Both figures appear in-line with street expectations.
The 2.7% figure was the highest since June, and there’s still work to be done, but I don’t see anything in the data that will shake market expectations for a rate cut on the 18th. CME data indicates that investors are currently around 90% confident that another 25 bips will get sliced from rates, but past that I struggle to put much confidence in projections.
Why? Because the incoming administration has made loud noises about quickly enacting new, steep, and broad tariffs after taking power. If that does happen, I doubt any of us have a good model today for what will happen to inflation, and, therefore, rates.
What happens if you spray and pray, and god says no?
Marina Temkin over at TechCrunch found returns data for Tiger’s 15th fund, a vehicle worth nearly $13 billion raised and invested at the height of the 2021-era technology boom. As you might expect, investing in nosebleed valuations at a pace that may have limited diligence capacity isn’t working out that well.
Here’s Temkin:
As of June 30 2024, the paper losses on Tiger Global PIP 15 stand at more than 15%, according to a recently released report from California State Teachers’ Retirement System (CalSTRS), one of Tiger’s investors. Such steep losses places the fund in the bottom 10 percent of all venture funds raised in 2021, according to the latest PitchBook Benchmarks.
Savvy readers know that many private-market capital pool post negative results initially, and stronger, more positive results later on. It’s called the J-Curve. What matters in Temkin’s reporting is that even amongst funds that should be on the same part of the J-Curve, Tiger’s 15th fund is a stinker.
That said, I bet deploying it at rocket ship speed felt amazing at the time.
GM gives up
Yesterday, GM announced that it will stop trying to build a robotaxi business and instead fold its Cruise project “and GM technical teams into a single effort to advance autonomous and assisted driving.”

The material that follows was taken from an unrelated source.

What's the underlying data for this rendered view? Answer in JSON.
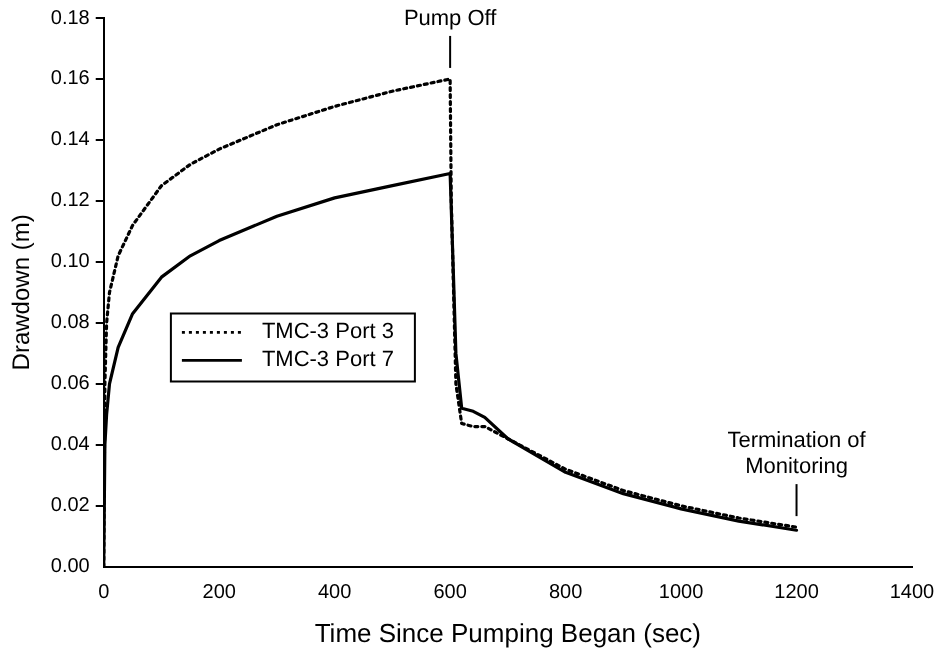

At a moment when we’re seeing Waymo accelerate, WeRide and Pony.AI list, and Tesla continuing work on its own self-driving vision, giving up on a project that had already cost so very much money feels incredibly backwards.
Here’s GM’s logic:
Consistent with GM’s capital allocation priorities, GM will no longer fund Cruise’s robotaxi development work given the considerable time and resources that would be needed to scale the business, along with an increasingly competitive robotaxi market.
That screaming sound you just heard was me. The way that I read the above paragraph is GM is giving up because the challenges it was tackling were too hard.

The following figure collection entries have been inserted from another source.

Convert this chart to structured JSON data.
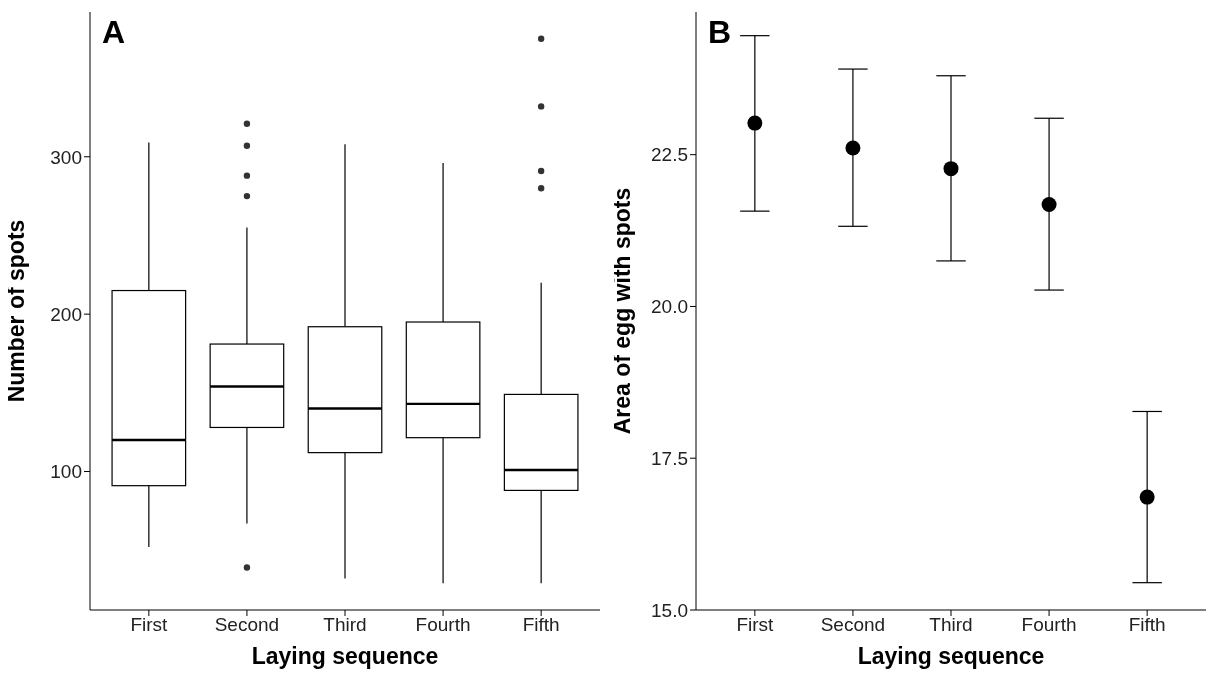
{
  "chart_data": [
    {
      "type": "box",
      "title": "A",
      "xlabel": "Laying sequence",
      "ylabel": "Number of spots",
      "categories": [
        "First",
        "Second",
        "Third",
        "Fourth",
        "Fifth"
      ],
      "color": "#000000",
      "ylim": [
        12,
        392
      ],
      "yticks": [
        100,
        200,
        300
      ],
      "grid": false,
      "boxes": [
        {
          "low": 52,
          "q1": 91,
          "median": 120,
          "q3": 215,
          "high": 309
        },
        {
          "low": 67,
          "q1": 128,
          "median": 154,
          "q3": 181,
          "high": 255,
          "outliers": [
            39,
            275,
            288,
            307,
            321
          ]
        },
        {
          "low": 32,
          "q1": 112,
          "median": 140,
          "q3": 192,
          "high": 308
        },
        {
          "low": 29,
          "q1": 121.5,
          "median": 143,
          "q3": 195,
          "high": 296
        },
        {
          "low": 29,
          "q1": 88,
          "median": 101,
          "q3": 149,
          "high": 220,
          "outliers": [
            280,
            291,
            332,
            375
          ]
        }
      ]
    },
    {
      "type": "scatter",
      "title": "B",
      "xlabel": "Laying sequence",
      "ylabel": "Area of egg with spots",
      "categories": [
        "First",
        "Second",
        "Third",
        "Fourth",
        "Fifth"
      ],
      "color": "#000000",
      "marker": "circle",
      "grid": false,
      "values": [
        23.02,
        22.61,
        22.27,
        21.68,
        16.86
      ],
      "errors": [
        [
          21.57,
          24.46
        ],
        [
          21.32,
          23.91
        ],
        [
          20.75,
          23.8
        ],
        [
          20.27,
          23.1
        ],
        [
          15.45,
          18.27
        ]
      ],
      "ylim": [
        15,
        24.85
      ],
      "yticks": [
        {
          "value": 15,
          "label": "15.0"
        },
        {
          "value": 17.5,
          "label": "17.5"
        },
        {
          "value": 20,
          "label": "20.0"
        },
        {
          "value": 22.5,
          "label": "22.5"
        }
      ]
    }
  ]
}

GM spent over $10 billion on Cruise, and as Reuters notes, is also “scaling back plans for electric vehicles.” This, from a company that, in its third-quarter earnings, hailed “progress on EV profitability, along with rising sales and market share growth.”
GM is not giving on up self-driving full-stop, but it certainly seems that the project, as with electric cars, is being curtailed. Certainly, it’s expensive to pursue self-driving and a swap to EVs. To pull off both would require steadfast leadership, and lots of cash. The good news for GM was that it had the money:
With our strong third quarter results, we now expect our full-year EBIT-adjusted to be in a range of $14 billion - $15 billion and we are raising our guidance for adjusted automotive free cash flow and earnings per share.
That’s GM in October. If you were sitting on that pace of profit, would you back away from your two megaprojects?
GM is de-derisking itself against an autonomous future in which car ownership is less common than it is today. And levering itself against Americans buying a never-ending and expanding run of huge ICE trucks. I would personally not wish to wager my company along those lines, but perhaps that’s why I am not the CEO of a major American car company.
Meanwhile, over in China, electrification and self-driving are pounding ahead. Alas.